One of the consequences of the 2002 Dallas reforms, which mandated U.S. bishops to report all allegations of sexual abuse to the civil authorities, has been that this bond between priests and bishops has in fact been wounded, as various priestly magazines and organizations have noted. Priests who need help no longer feel confident in approaching their bishop directly and confidentially for fear of being turned in; if they’re accused, they no longer feel comfortable telling the whole truth. Often now in such circumstances the conversation between bishops and priests accused of sex abuse often takes place in the presence of civil attorneys on both sides. This is what Cardinal Castrillon was trying to avoid.

Nevertheless, it is obvious that the good of preserving the bond between bishops and priests is not sufficient to justify Cardinal Castrillon’s approach. It neglected the greater good of making sure that children, the bishops’ other spiritual sons and daughters, are kept safe from molestation by their perverted older brothers camouflaged in religious garb. The defects in this approach are obvious: in some cases the bishops did not do their job and encourage the victims to go forward to the civil authorities; sometimes when they did, the victims did not want to go forward. The result was, in some cases, the priests were not prevented from continuing to do harm, either in ecclesial or other contexts.

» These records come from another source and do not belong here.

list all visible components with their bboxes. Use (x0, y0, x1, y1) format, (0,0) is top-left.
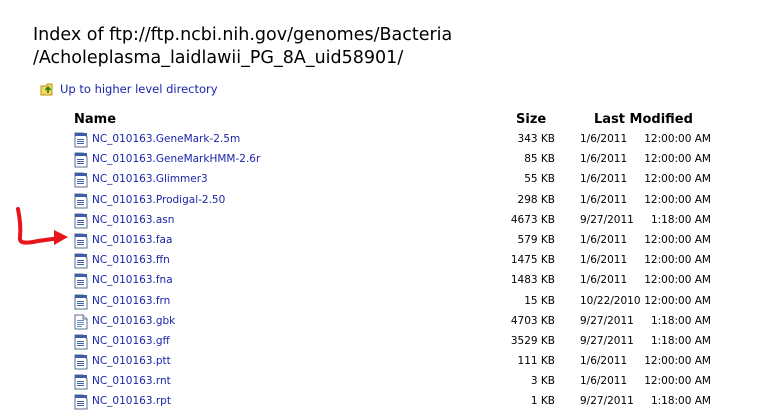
column-header-name[interactable]: Name (74, 112, 116, 127)
document-icon[interactable] (74, 314, 88, 330)
file-size: 343 KB (517, 133, 555, 145)
file-link[interactable]: NC_010163.frn (92, 291, 170, 311)
up-directory-link-row[interactable]: Up to higher level directory (40, 80, 218, 98)
file-time: 12:00:00 AM (644, 153, 711, 166)
file-row: NC_010163.gff 3529 KB 9/27/2011 1:18:00 AM (0, 331, 782, 351)
file-row: NC_010163.Prodigal-2.50 298 KB 1/6/2011 12:… (0, 190, 782, 210)
file-date: 9/27/2011 (580, 314, 634, 327)
red-arrow-annotation (16, 207, 68, 245)
file-icon[interactable] (74, 132, 88, 148)
file-link[interactable]: NC_010163.ptt (92, 351, 171, 371)
file-link[interactable]: NC_010163.rpt (92, 391, 171, 411)
file-date: 9/27/2011 (580, 213, 634, 226)
file-link[interactable]: NC_010163.fna (92, 270, 173, 290)
file-date: 1/6/2011 (580, 173, 628, 186)
file-time: 12:00:00 AM (644, 173, 711, 186)
file-time: 1:18:00 AM (650, 334, 711, 347)
file-date: 10/22/2010 (580, 294, 641, 307)
file-row: NC_010163.fna 1483 KB 1/6/2011 12:00:00 AM (0, 270, 782, 290)
file-time: 1:18:00 AM (650, 314, 711, 327)
file-time: 12:00:00 AM (644, 294, 711, 307)
file-size: 55 KB (524, 173, 555, 186)
file-time: 12:00:00 AM (644, 193, 711, 206)
file-icon[interactable] (74, 152, 88, 168)
file-time: 12:00:00 AM (644, 355, 711, 368)
file-icon[interactable] (74, 374, 88, 390)
file-row: NC_010163.rnt 3 KB 1/6/2011 12:00:00 AM (0, 371, 782, 391)
file-size: 3 KB (530, 375, 555, 388)
file-date: 1/6/2011 (580, 133, 628, 145)
file-size: 4703 KB (510, 314, 555, 327)
file-date: 1/6/2011 (580, 274, 628, 287)
file-size: 1483 KB (510, 274, 555, 287)
file-icon[interactable] (74, 172, 88, 188)
page-title: Index of ftp://ftp.ncbi.nih.gov/genomes/… (33, 24, 773, 70)
file-date: 1/6/2011 (580, 193, 628, 206)
file-link[interactable]: NC_010163.faa (92, 230, 172, 250)
file-icon[interactable] (74, 273, 88, 289)
file-link[interactable]: NC_010163.GeneMarkHMM-2.6r (92, 149, 260, 169)
file-icon[interactable] (74, 334, 88, 350)
file-date: 1/6/2011 (580, 233, 628, 246)
file-link[interactable]: NC_010163.GeneMark-2.5m (92, 129, 240, 149)
file-date: 1/6/2011 (580, 355, 628, 368)
file-icon[interactable] (74, 354, 88, 370)
file-time: 12:00:00 AM (644, 233, 711, 246)
file-link[interactable]: NC_010163.Glimmer3 (92, 169, 208, 189)
file-row: NC_010163.ptt 111 KB 1/6/2011 12:00:00 AM (0, 351, 782, 371)
file-time: 12:00:00 AM (644, 254, 711, 267)
file-row: NC_010163.faa 579 KB 1/6/2011 12:00:00 AM (0, 230, 782, 250)
file-time: 1:18:00 AM (650, 213, 711, 226)
file-time: 12:00:00 AM (644, 375, 711, 388)
file-size: 1 KB (530, 395, 555, 408)
file-row: NC_010163.asn 4673 KB 9/27/2011 1:18:00 AM (0, 210, 782, 230)
file-time: 12:00:00 AM (644, 133, 711, 145)
file-date: 1/6/2011 (580, 254, 628, 267)
file-size: 298 KB (517, 193, 555, 206)
file-date: 9/27/2011 (580, 395, 634, 408)
file-link[interactable]: NC_010163.asn (92, 210, 174, 230)
file-size: 85 KB (524, 153, 555, 166)
page-title-line2: /Acholeplasma_laidlawii_PG_8A_uid58901/ (33, 48, 404, 68)
file-size: 15 KB (524, 294, 555, 307)
file-row: NC_010163.ffn 1475 KB 1/6/2011 12:00:00 AM (0, 250, 782, 270)
file-size: 3529 KB (510, 334, 555, 347)
column-header-size[interactable]: Size (516, 112, 546, 127)
file-link[interactable]: NC_010163.ffn (92, 250, 170, 270)
file-icon[interactable] (74, 294, 88, 310)
up-directory-link[interactable]: Up to higher level directory (60, 82, 218, 96)
file-list: NC_010163.GeneMark-2.5m 343 KB 1/6/2011 12:… (0, 129, 782, 412)
file-icon[interactable] (74, 394, 88, 410)
file-row: NC_010163.gbk 4703 KB 9/27/2011 1:18:00 AM (0, 311, 782, 331)
file-row: NC_010163.GeneMark-2.5m 343 KB 1/6/2011 12:… (0, 129, 782, 149)
file-date: 9/27/2011 (580, 334, 634, 347)
file-row: NC_010163.frn 15 KB 10/22/2010 12:00:00 AM (0, 291, 782, 311)
file-link[interactable]: NC_010163.rnt (92, 371, 171, 391)
file-size: 111 KB (517, 355, 555, 368)
page-title-line1: Index of ftp://ftp.ncbi.nih.gov/genomes/… (33, 25, 453, 45)
file-time: 12:00:00 AM (644, 274, 711, 287)
file-row: NC_010163.Glimmer3 55 KB 1/6/2011 12:00:00 … (0, 169, 782, 189)
folder-up-icon (40, 81, 56, 97)
file-row: NC_010163.GeneMarkHMM-2.6r 85 KB 1/6/2011 1… (0, 149, 782, 169)
file-size: 4673 KB (510, 213, 555, 226)
column-header-modified[interactable]: Last Modified (594, 112, 693, 127)
file-size: 1475 KB (510, 254, 555, 267)
file-link[interactable]: NC_010163.gff (92, 331, 170, 351)
file-link[interactable]: NC_010163.Prodigal-2.50 (92, 190, 225, 210)
file-date: 1/6/2011 (580, 375, 628, 388)
file-link[interactable]: NC_010163.gbk (92, 311, 175, 331)
file-size: 579 KB (517, 233, 555, 246)
file-row: NC_010163.rpt 1 KB 9/27/2011 1:18:00 AM (0, 391, 782, 411)
file-time: 1:18:00 AM (650, 395, 711, 408)
file-date: 1/6/2011 (580, 153, 628, 166)
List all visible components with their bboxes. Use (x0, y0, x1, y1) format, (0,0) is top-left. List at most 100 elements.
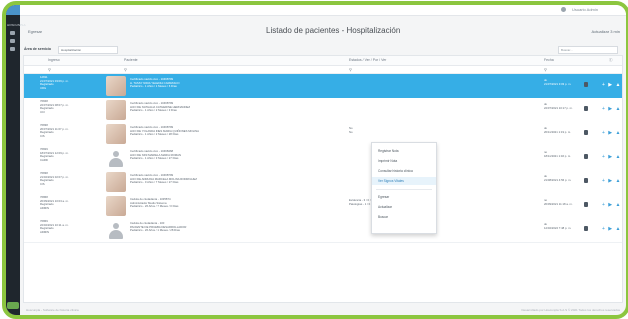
header-fecha[interactable]: Fecha (544, 58, 554, 62)
menu-icon[interactable] (10, 31, 15, 35)
cell-paciente: Cédula de ciudadanía - 1035874 Administra… (130, 197, 270, 209)
document-icon[interactable] (584, 106, 588, 111)
app-window: HOSCUNPLA Usuario Admin Egresar Listado … (2, 1, 628, 319)
filter-paciente-icon[interactable]: ⚲ (124, 67, 127, 72)
cell-ingreso: 76838 20/07/2021 11:07 p. m. Registrado CIS (40, 123, 82, 138)
ingreso-line: ADMIN (40, 205, 50, 210)
sidebar: HOSCUNPLA (6, 5, 26, 315)
context-menu-item[interactable]: Buscar (372, 213, 436, 221)
filter-estados-icon[interactable]: ⚲ (349, 67, 352, 72)
document-icon[interactable] (584, 178, 588, 183)
document-icon[interactable] (584, 202, 588, 207)
area-select[interactable]: Hospitalización (58, 46, 118, 54)
ingreso-line: URG (40, 85, 47, 90)
row-actions[interactable]: + ▶ ▲ (602, 154, 622, 160)
cell-fecha: ok 22/07/2021 10:17 p. m. (544, 102, 573, 110)
document-icon[interactable] (584, 82, 588, 87)
ingreso-line: UCI (40, 109, 45, 114)
paciente-line: Pediatrico - 26 Años / 7 Meses / 0 Días (130, 204, 179, 209)
cell-estados: No No (349, 126, 353, 134)
patient-avatar (106, 148, 126, 168)
cell-paciente: Certificado nacido vivo - 10468799 HIJO D… (130, 125, 270, 137)
folder-icon[interactable] (10, 47, 15, 51)
paciente-line: Pediatrico - 1 Años / 1 Meses / 6 Días (130, 84, 177, 89)
context-menu-item[interactable]: Registrar Nota (372, 147, 436, 155)
header-estados[interactable]: Estados / Ver / Por / Ver (349, 58, 386, 62)
logout-icon[interactable] (7, 302, 19, 309)
avatar-head (113, 151, 119, 157)
patients-icon[interactable] (10, 39, 15, 43)
page-title: Listado de pacientes - Hospitalización (266, 26, 401, 35)
cell-paciente: Certificado nacido vivo - 10468799 H. TAS… (130, 77, 270, 89)
footer-right: Desarrollado por Hoscunpla S.A.S © 2021 … (521, 308, 620, 312)
cell-fecha: ok 21/07/2021 3:03 p. m. (544, 78, 572, 86)
cell-ingreso: 76848 22/07/2021 08:07 p. m. Registrado UCI (40, 99, 82, 114)
context-menu-item[interactable]: Imprimir Nota (372, 157, 436, 165)
context-menu: Registrar Nota Imprimir Nota Consultar his… (371, 142, 437, 234)
avatar-body (109, 158, 123, 167)
patients-table: Ingreso Paciente Estados / Ver / Por / V… (23, 55, 623, 303)
avatar-body (109, 230, 123, 239)
patient-avatar (106, 220, 126, 240)
fecha-line: 21/08/2021 4:56 p. m. (544, 177, 572, 182)
fecha-line: 22/07/2021 10:17 p. m. (544, 105, 573, 110)
table-row[interactable]: 76869 22/02/2021 10:11 a. m. Registrado ADM… (24, 218, 622, 243)
row-actions[interactable]: + ▶ ▲ (602, 106, 622, 112)
document-icon[interactable] (584, 154, 588, 159)
context-menu-item[interactable]: Consultar historia clínica (372, 167, 436, 175)
document-icon[interactable] (584, 130, 588, 135)
fecha-line: 21/07/2021 3:03 p. m. (544, 81, 572, 86)
cell-fecha: no 20/09/2021 11:18 a. m. (544, 198, 573, 206)
ingreso-line: CARD (40, 157, 48, 162)
sidebar-top-bar (6, 5, 20, 15)
user-icon[interactable] (561, 7, 566, 12)
table-row[interactable]: 76829 18/07/2021 12:09 p. m. Registrado CAR… (24, 146, 622, 171)
filter-row: ⚲ ⚲ ⚲ ⚲ (24, 65, 622, 74)
context-menu-item[interactable]: Egresar (372, 193, 436, 201)
patient-avatar (106, 124, 126, 144)
row-actions[interactable]: + ▶ ▲ (602, 82, 622, 88)
document-icon[interactable] (584, 226, 588, 231)
table-row[interactable]: 76868 20/09/2021 10:03 a. m. Registrado ADM… (24, 194, 622, 219)
context-menu-separator (376, 189, 432, 190)
ingreso-line: CIS (40, 133, 45, 138)
user-name[interactable]: Usuario Admin (572, 7, 598, 12)
footer-left: Hoscunpla - Software de historia clínica (26, 308, 79, 312)
search-input[interactable]: Buscar... (558, 46, 618, 54)
table-row[interactable]: 76848 22/07/2021 08:07 p. m. Registrado UCI… (24, 98, 622, 123)
context-menu-item[interactable]: Actualizar (372, 203, 436, 211)
cell-paciente: Certificado nacido vivo - 10468799 HIJO D… (130, 101, 270, 113)
fecha-line: 18/11/2021 1:46 p. m. (544, 153, 572, 158)
context-menu-item[interactable]: Ver Signos Vitales (372, 177, 436, 185)
header-paciente[interactable]: Paciente (124, 58, 138, 62)
row-actions[interactable]: + ▶ ▲ (602, 226, 622, 232)
patient-avatar (106, 172, 126, 192)
paciente-line: Pediatrico - 1 Años / 3 Meses / 27 Días (130, 156, 179, 161)
egresar-button[interactable]: Egresar (28, 29, 42, 34)
footer: Hoscunpla - Software de historia clínica… (20, 305, 626, 315)
filter-ingreso-icon[interactable]: ⚲ (48, 67, 51, 72)
patient-avatar (106, 76, 126, 96)
filter-bar: Área de servicio Hospitalización Buscar.… (20, 45, 626, 54)
fecha-line: 12/02/2022 7:48 p. m. (544, 225, 572, 230)
cell-fecha: ok 20/11/2021 1:19 p. m. (544, 126, 571, 134)
cell-fecha: no 18/11/2021 1:46 p. m. (544, 150, 572, 158)
cell-paciente: Cédula de ciudadanía - 100 PACIENTE DE PR… (130, 221, 270, 233)
refresh-button[interactable]: Actualizar 3 min (592, 29, 620, 34)
toolbar: Egresar Listado de pacientes - Hospitali… (20, 25, 626, 37)
cell-fecha: ok 12/02/2022 7:48 p. m. (544, 222, 572, 230)
cell-ingreso: 76868 20/09/2021 10:03 a. m. Registrado ADM… (40, 195, 82, 210)
row-actions[interactable]: + ▶ ▲ (602, 130, 622, 136)
row-actions[interactable]: + ▶ ▲ (602, 178, 622, 184)
estado-line: No (349, 129, 353, 134)
table-row[interactable]: 76838 21/02/2021 02:07 p. m. Registrado CIS… (24, 170, 622, 195)
paciente-line: Pediatrico - 0 Años / 7 Meses / 27 Días (130, 180, 179, 185)
table-row[interactable]: 12811 21/07/2021 03:06 p. m. Registrado URG… (24, 74, 622, 99)
header-ingreso[interactable]: Ingreso (48, 58, 60, 62)
cell-ingreso: 76838 21/02/2021 02:07 p. m. Registrado CIS (40, 171, 82, 186)
table-row[interactable]: 76838 20/07/2021 11:07 p. m. Registrado CIS… (24, 122, 622, 147)
paciente-line: Pediatrico - 26 Años / 1 Meses / 28 Días (130, 228, 180, 233)
cell-ingreso: 76869 22/02/2021 10:11 a. m. Registrado ADM… (40, 219, 82, 234)
row-actions[interactable]: + ▶ ▲ (602, 202, 622, 208)
filter-fecha-icon[interactable]: ⚲ (544, 67, 547, 72)
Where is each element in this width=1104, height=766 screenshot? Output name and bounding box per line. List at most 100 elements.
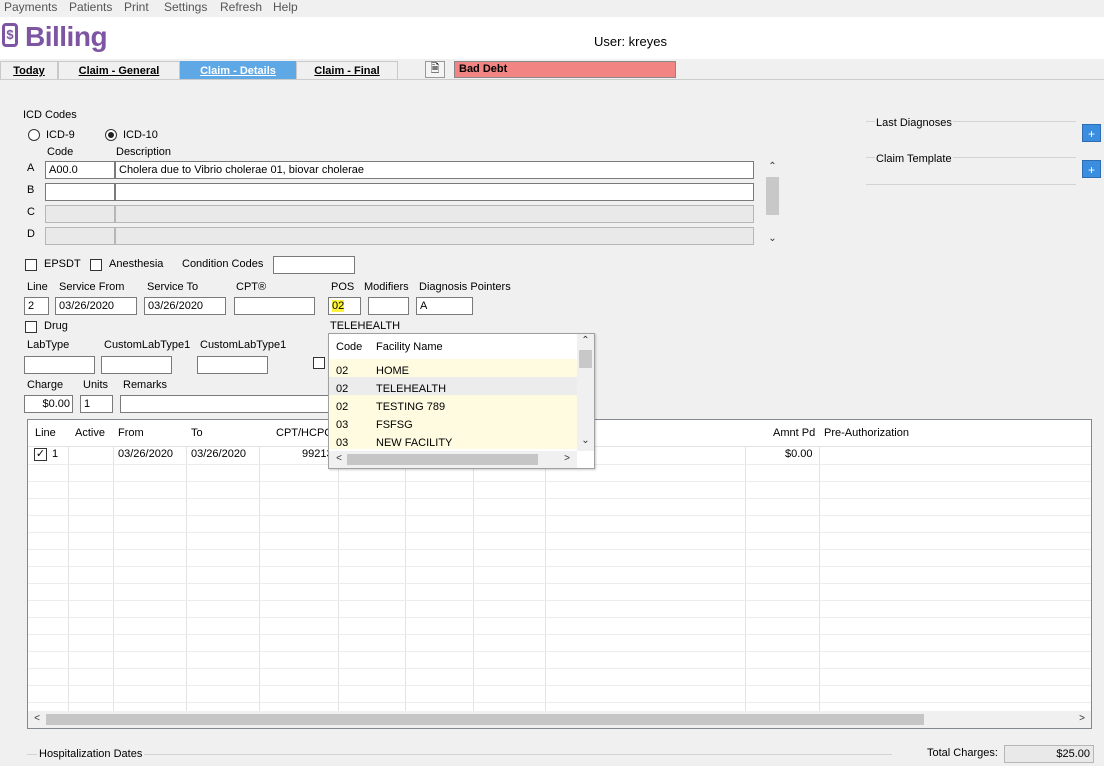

The Vatican recognized the problem in the approach in 2001 and, as Vatican spokesman Fr. Federico Lombardi noted in a shockingly direct statement last week, that explains “how opportune it was” to take the sex abuse cases out of the hands of Cardinal Castrillon and place them into the hands of Cardinal Joseph Ratzinger, who wanted to “assure their rigorous and coherent management.” Protecting the filial relationship between priests and bishops is an important good, but not the highest priority: protecting God’s and the bishops’ smaller and more vulnerable children is a much greater one, which is something that Cardinal Ratzinger realized much earlier and with greater conviction than many of his Vatican colleagues.